|Binro the Heretic - 2015-12-12 |
"Sorry, Mr. Trump, we thought the sedatives would impede it's ability to sense evil."
"Can you give it some more?"
"If we up the dose, all it would do is lie on the table and gurgle."
"Can we tie strings to its wings & head and work it like a puppet?"
Sexy Duck Cop
"Were they the best sedatives on earth? I mean, we're talking classy, Grade-A sedatives? The best sedatives--I promise you--the best sedatives you've ever seen?"
"No, just regular sedatives."
"I'm an eagle wrangler working for one day, Mr. Trump. You can't fire me."
"Call me Mr. T."
|Gunny McRifleson - 2015-12-12 |
I'm baffled by the animal handler's combover-smooth at :10. Is it in his job description?
The one that was immediately followed by "Don't touch me"?
Watch it watchitwatchit
I love how the animal trainer just has no thoughts as to why that might be a bad idea.
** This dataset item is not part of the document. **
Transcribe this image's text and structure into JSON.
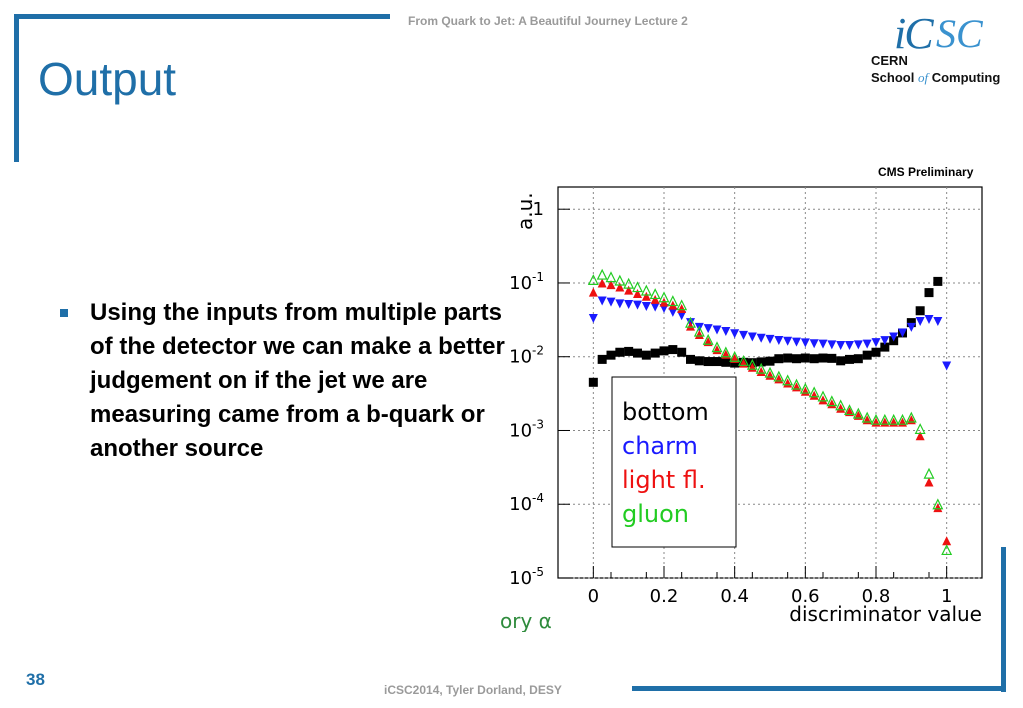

|il fiore bel - 2015-12-12 |
That's a good birdie.
il fiore bel
Animals don't lie.
|infinite zest - 2015-12-12 |
He's just mad because he's not wearing his sombrero and clutching a maple leaf
|Rodents of Unusual Size - 2015-12-12 |
I first saw this as a tumblr gif and thought someone had created a mashup of images really well.
But it's gloriously real.
Yeah I started seeing it on Facebook probably a week ago and figured the same, and it wasn't until I was watching the news last night that I saw this. Granted it was local news, who's just now learning about Grumpy Cat, but it's weird that the .gif circulated before the footage itself.